Newman has also been helped by the fact that he is a college graduate – with an engineering degree from Purdue.

“I think when I’m sitting in the car after we make a run and talking to the guys, I think I have a different way of describing what’s happening to the car, in a way that as a team we can get farther forward,” Newman says. “I’ve always said the engineering degree has helped mostly with the language that I’ve learned to understand from a physics standpoint to describe what’s happening in the car. Obviously, it helps to understand the car itself. My college degree didn’t necessarily help with that, but it helped to understand what was happening and why.

“I can take any race car apart and put it back together by myself without a doubt. But to be able to understand what’s happening when you’re driving around the racetrack is one of the harder things. Describing that to the team in order for them to make the car go faster, because I don’t make those decisions, is what makes the difference.”
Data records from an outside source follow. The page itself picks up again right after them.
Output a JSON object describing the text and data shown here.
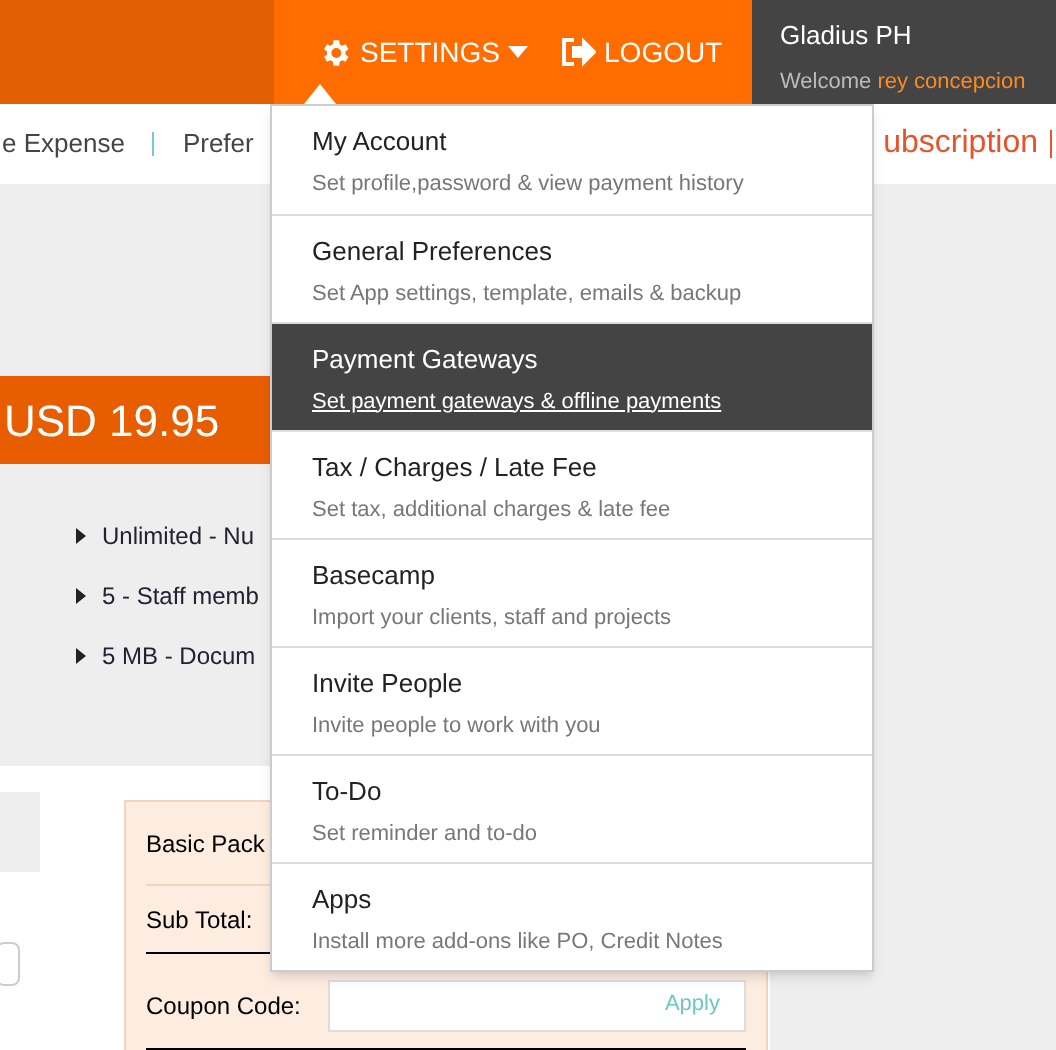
{
  "topbar": {
    "settings": "SETTINGS",
    "logout": "LOGOUT",
    "company": "Gladius PH",
    "welcome": "Welcome",
    "user": "rey concepcion"
  },
  "subnav": {
    "items": [
      "e Expense",
      "Prefer"
    ],
    "right": "ubscription"
  },
  "price": "USD 19.95",
  "features": [
    "Unlimited - Nu",
    "5 - Staff memb",
    "5 MB - Docum"
  ],
  "summary": {
    "rows": [
      "Basic Pack",
      "Sub Total:"
    ],
    "coupon_label": "Coupon Code:",
    "apply": "Apply"
  },
  "menu": [
    {
      "title": "My Account",
      "subtitle": "Set profile,password & view payment history",
      "selected": false
    },
    {
      "title": "General Preferences",
      "subtitle": "Set App settings, template, emails & backup",
      "selected": false
    },
    {
      "title": "Payment Gateways",
      "subtitle": "Set payment gateways & offline payments",
      "selected": true
    },
    {
      "title": "Tax / Charges / Late Fee",
      "subtitle": "Set tax, additional charges & late fee",
      "selected": false
    },
    {
      "title": "Basecamp",
      "subtitle": "Import your clients, staff and projects",
      "selected": false
    },
    {
      "title": "Invite People",
      "subtitle": "Invite people to work with you",
      "selected": false
    },
    {
      "title": "To-Do",
      "subtitle": "Set reminder and to-do",
      "selected": false
    },
    {
      "title": "Apps",
      "subtitle": "Install more add-ons like PO, Credit Notes",
      "selected": false
    }
  ]
}
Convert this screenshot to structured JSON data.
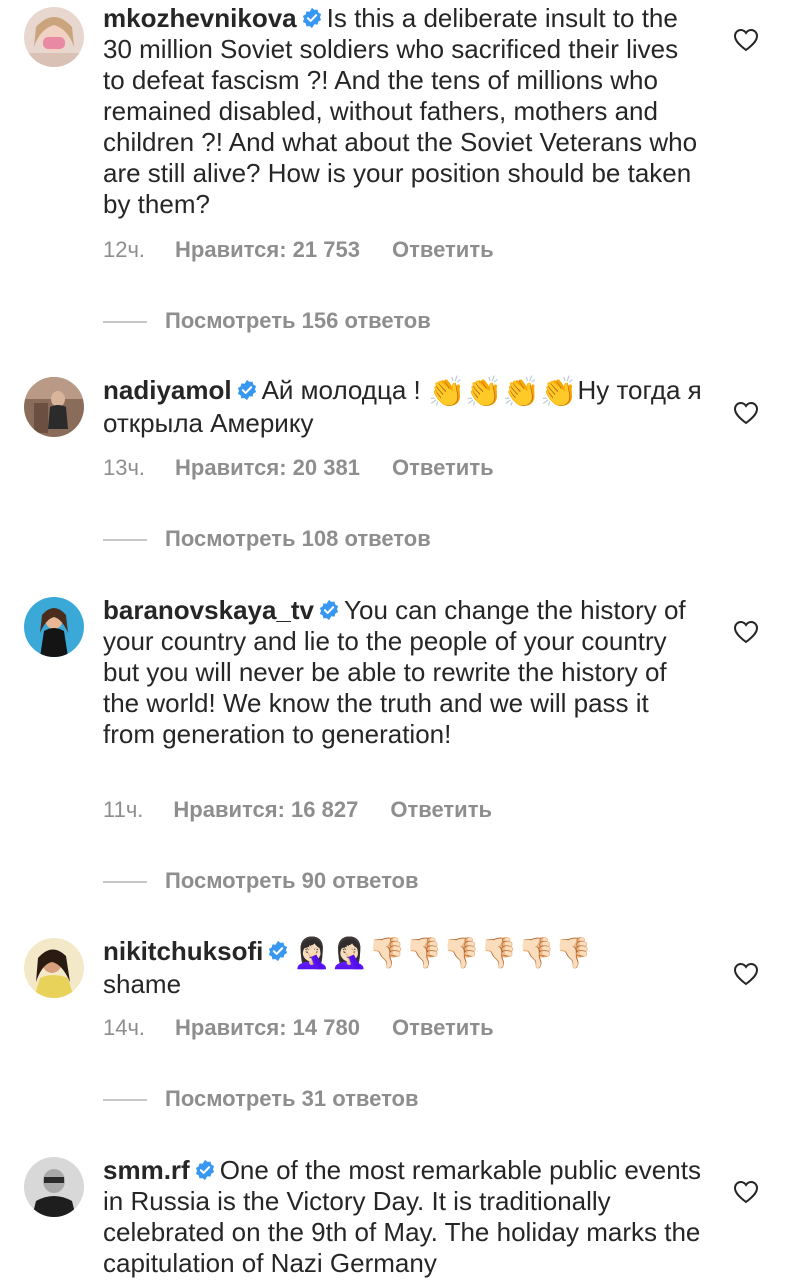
{
  "colors": {
    "text": "#262626",
    "meta": "#8e8e8e",
    "verified": "#3897f0",
    "reply_line": "#c7c7c7"
  },
  "icons": {
    "like": "heart-outline-icon",
    "verified": "verified-badge-icon"
  },
  "comments": [
    {
      "username": "mkozhevnikova",
      "verified": true,
      "text": "Is this a deliberate insult to the 30 million Soviet soldiers who sacrificed their lives to defeat fascism ?! And the tens of millions who remained disabled, without fathers, mothers and children ?! And what about the Soviet Veterans who are still alive? How is your position should be taken by them?",
      "time": "12ч.",
      "likes": "Нравится: 21 753",
      "reply": "Ответить",
      "view_replies": "Посмотреть 156 ответов"
    },
    {
      "username": "nadiyamol",
      "verified": true,
      "text_before": "Ай молодца !",
      "emoji": "👏👏👏👏",
      "text_after": "Ну тогда я открыла Америку",
      "time": "13ч.",
      "likes": "Нравится: 20 381",
      "reply": "Ответить",
      "view_replies": "Посмотреть 108 ответов"
    },
    {
      "username": "baranovskaya_tv",
      "verified": true,
      "text": "You can change the history of your country and lie to the people of your country but you will never be able to rewrite the history of the world! We know the truth and we will pass it from generation to generation!",
      "time": "11ч.",
      "likes": "Нравится: 16 827",
      "reply": "Ответить",
      "view_replies": "Посмотреть 90 ответов"
    },
    {
      "username": "nikitchuksofi",
      "verified": true,
      "emoji": "🤦🏻‍♀️🤦🏻‍♀️👎🏻👎🏻👎🏻👎🏻👎🏻👎🏻",
      "text": "shame",
      "time": "14ч.",
      "likes": "Нравится: 14 780",
      "reply": "Ответить",
      "view_replies": "Посмотреть 31 ответов"
    },
    {
      "username": "smm.rf",
      "verified": true,
      "text": "One of the most remarkable public events in Russia is the Victory Day. It is traditionally celebrated on the 9th of May. The holiday marks the capitulation of Nazi Germany"
    }
  ]
}
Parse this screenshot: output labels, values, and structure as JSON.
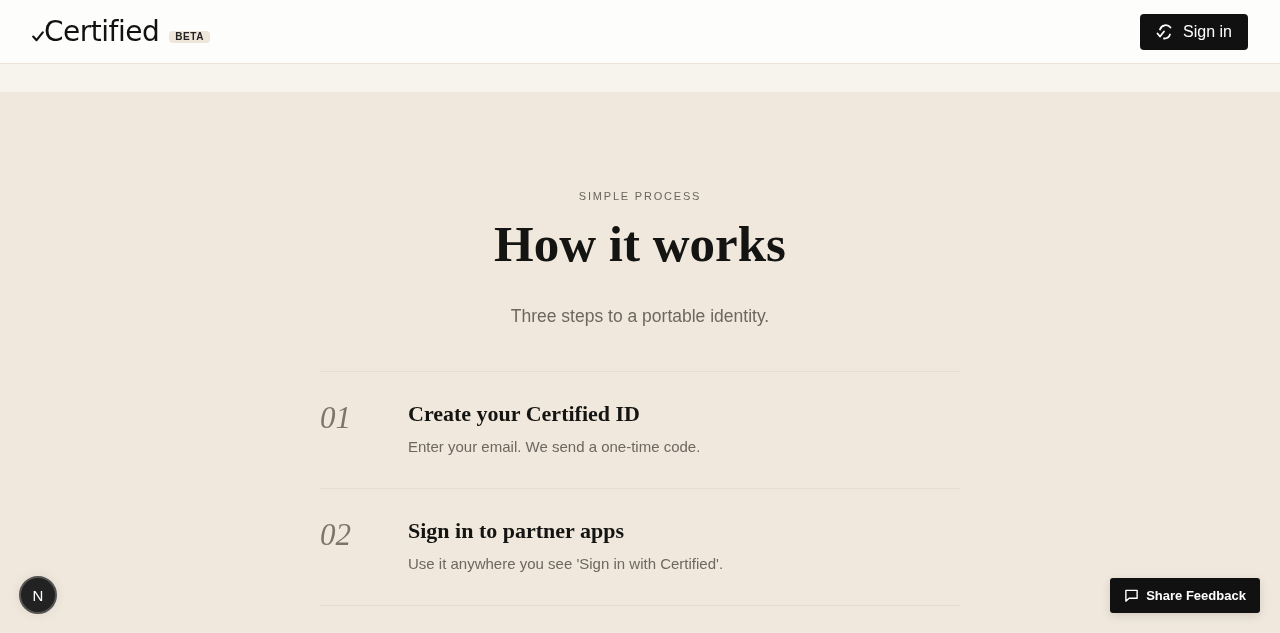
{
  "header": {
    "logo": {
      "text": "Certified",
      "badge": "BETA"
    },
    "sign_in_button": "Sign in"
  },
  "section": {
    "eyebrow": "SIMPLE PROCESS",
    "title": "How it works",
    "subtitle": "Three steps to a portable identity.",
    "steps": [
      {
        "number": "01",
        "title": "Create your Certified ID",
        "description": "Enter your email. We send a one-time code."
      },
      {
        "number": "02",
        "title": "Sign in to partner apps",
        "description": "Use it anywhere you see 'Sign in with Certified'."
      }
    ]
  },
  "dev_indicator": "N",
  "feedback_button": "Share Feedback"
}
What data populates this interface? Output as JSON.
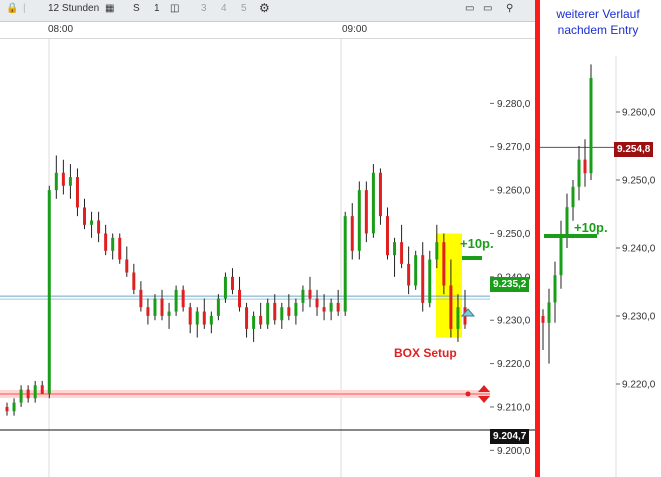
{
  "toolbar": {
    "period_label": "12 Stunden",
    "items": [
      "S",
      "1",
      "3",
      "4",
      "5"
    ]
  },
  "time_labels": [
    "08:00",
    "09:00"
  ],
  "annotations": {
    "box_setup": "BOX Setup",
    "gain_left": "+10p.",
    "gain_right": "+10p.",
    "note_line1": "weiterer Verlauf",
    "note_line2": "nachdem Entry"
  },
  "price_tags": {
    "current": "9.235,2",
    "level": "9.204,7",
    "right_current": "9.254,8"
  },
  "colors": {
    "up": "#1a9e1a",
    "down": "#e02020",
    "divider": "#ff1a1a",
    "box": "#ffff00",
    "note": "#1a2fd0",
    "tag_green": "#1a9e1a",
    "tag_dark": "#111111",
    "tag_darkred": "#9b1010"
  },
  "chart_data": [
    {
      "type": "candlestick",
      "x_axis_labels": [
        "08:00",
        "09:00"
      ],
      "y_ticks": [
        "9.200,0",
        "9.210,0",
        "9.220,0",
        "9.230,0",
        "9.240,0",
        "9.250,0",
        "9.260,0",
        "9.270,0",
        "9.280,0"
      ],
      "ylim": [
        9198,
        9290
      ],
      "candles": [
        [
          9210,
          9211,
          9208,
          9209
        ],
        [
          9209,
          9212,
          9208,
          9211
        ],
        [
          9211,
          9215,
          9210,
          9214
        ],
        [
          9214,
          9215,
          9211,
          9212
        ],
        [
          9212,
          9216,
          9211,
          9215
        ],
        [
          9215,
          9216,
          9213,
          9213
        ],
        [
          9213,
          9261,
          9212,
          9260
        ],
        [
          9260,
          9268,
          9258,
          9264
        ],
        [
          9264,
          9267,
          9259,
          9261
        ],
        [
          9261,
          9266,
          9258,
          9263
        ],
        [
          9263,
          9265,
          9254,
          9256
        ],
        [
          9256,
          9258,
          9251,
          9252
        ],
        [
          9252,
          9255,
          9249,
          9253
        ],
        [
          9253,
          9255,
          9248,
          9250
        ],
        [
          9250,
          9252,
          9245,
          9246
        ],
        [
          9246,
          9250,
          9244,
          9249
        ],
        [
          9249,
          9250,
          9243,
          9244
        ],
        [
          9244,
          9247,
          9240,
          9241
        ],
        [
          9241,
          9243,
          9236,
          9237
        ],
        [
          9237,
          9239,
          9232,
          9233
        ],
        [
          9233,
          9235,
          9229,
          9231
        ],
        [
          9231,
          9236,
          9230,
          9235
        ],
        [
          9235,
          9237,
          9230,
          9231
        ],
        [
          9231,
          9234,
          9228,
          9232
        ],
        [
          9232,
          9238,
          9231,
          9237
        ],
        [
          9237,
          9238,
          9232,
          9233
        ],
        [
          9233,
          9234,
          9227,
          9229
        ],
        [
          9229,
          9233,
          9226,
          9232
        ],
        [
          9232,
          9235,
          9228,
          9229
        ],
        [
          9229,
          9232,
          9227,
          9231
        ],
        [
          9231,
          9236,
          9230,
          9235
        ],
        [
          9235,
          9241,
          9234,
          9240
        ],
        [
          9240,
          9242,
          9236,
          9237
        ],
        [
          9237,
          9240,
          9232,
          9233
        ],
        [
          9233,
          9234,
          9226,
          9228
        ],
        [
          9228,
          9232,
          9225,
          9231
        ],
        [
          9231,
          9234,
          9228,
          9229
        ],
        [
          9229,
          9235,
          9228,
          9234
        ],
        [
          9234,
          9236,
          9229,
          9230
        ],
        [
          9230,
          9234,
          9228,
          9233
        ],
        [
          9233,
          9236,
          9230,
          9231
        ],
        [
          9231,
          9235,
          9229,
          9234
        ],
        [
          9234,
          9238,
          9232,
          9237
        ],
        [
          9237,
          9240,
          9233,
          9235
        ],
        [
          9235,
          9237,
          9231,
          9233
        ],
        [
          9233,
          9236,
          9230,
          9232
        ],
        [
          9232,
          9235,
          9230,
          9234
        ],
        [
          9234,
          9237,
          9231,
          9232
        ],
        [
          9232,
          9255,
          9231,
          9254
        ],
        [
          9254,
          9257,
          9244,
          9246
        ],
        [
          9246,
          9262,
          9244,
          9260
        ],
        [
          9260,
          9262,
          9248,
          9250
        ],
        [
          9250,
          9266,
          9249,
          9264
        ],
        [
          9264,
          9265,
          9252,
          9254
        ],
        [
          9254,
          9256,
          9244,
          9245
        ],
        [
          9245,
          9249,
          9240,
          9248
        ],
        [
          9248,
          9252,
          9242,
          9243
        ],
        [
          9243,
          9247,
          9236,
          9238
        ],
        [
          9238,
          9246,
          9237,
          9245
        ],
        [
          9245,
          9248,
          9232,
          9234
        ],
        [
          9234,
          9246,
          9233,
          9244
        ],
        [
          9244,
          9252,
          9242,
          9248
        ],
        [
          9248,
          9250,
          9236,
          9238
        ],
        [
          9238,
          9244,
          9226,
          9228
        ],
        [
          9228,
          9236,
          9225,
          9233
        ],
        [
          9233,
          9237,
          9228,
          9229
        ]
      ],
      "horizontal_lines": [
        {
          "value": 9235.2,
          "label": "9.235,2"
        },
        {
          "value": 9213.0
        },
        {
          "value": 9204.7,
          "label": "9.204,7"
        }
      ]
    },
    {
      "type": "candlestick",
      "y_ticks": [
        "9.220,0",
        "9.230,0",
        "9.240,0",
        "9.250,0",
        "9.260,0"
      ],
      "ylim": [
        9212,
        9272
      ],
      "candles": [
        [
          9230,
          9231,
          9225,
          9229
        ],
        [
          9229,
          9234,
          9223,
          9232
        ],
        [
          9232,
          9238,
          9229,
          9236
        ],
        [
          9236,
          9244,
          9234,
          9242
        ],
        [
          9242,
          9248,
          9240,
          9246
        ],
        [
          9246,
          9250,
          9244,
          9249
        ],
        [
          9249,
          9255,
          9247,
          9253
        ],
        [
          9253,
          9256,
          9249,
          9251
        ],
        [
          9251,
          9267,
          9250,
          9265
        ]
      ],
      "horizontal_lines": [
        {
          "value": 9254.8,
          "label": "9.254,8"
        }
      ]
    }
  ]
}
Cities Vie to Build NASCAR Hall of Fame
Proposals to fund and construct a NASCAR Hall of Fame were received in late May by NASCAR from five cities – Atlanta, Ga., Charlotte, N.C., Daytona Beach, Fla., Kansas City, Kan., and Richmond, Va. The proposals will be reviewed by NASCAR, with site visits scheduled for later this summer. NASCAR says it would like to have a final decision by the end of the year on where to build the sport’s first official Hall of Fame.

“NASCAR is honored to receive proposals from these five cities that all play an important role in hosting NASCAR Nextel Cup events each year,” says Mark Dyer, NASCAR vice president of licensing. “These five cities are all winners and are to be congratulated for their diligence and dedication to the Hall of Fame project. We now will get to work and study each of these proposals carefully and completely.

“Later this summer, we will schedule site visits to each of the five cities. We are excited about the prospect of partnering with one of these cities to produce a world-class facility that will enshrine the legends of NASCAR and give our millions of loyal fans a touchstone of the sport they love.”

NASCAR has enlisted the services of OnSport as a consultant during the evaluation process. OnSport previously worked on the development of the Basketball Hall of Fame and the World Golf Hall of Fame projects.

NASCAR announced last January its plan to develop a new Hall of Fame. Request for proposals were then sent to groups in Atlanta, Birmingham/Talladega, Ala., Charlotte, Daytona Beach, Kansas City, Richmond and the state of Michigan. Since that time, Birmingham/Talladega and the state of Michigan opted not to participate in the proposal process.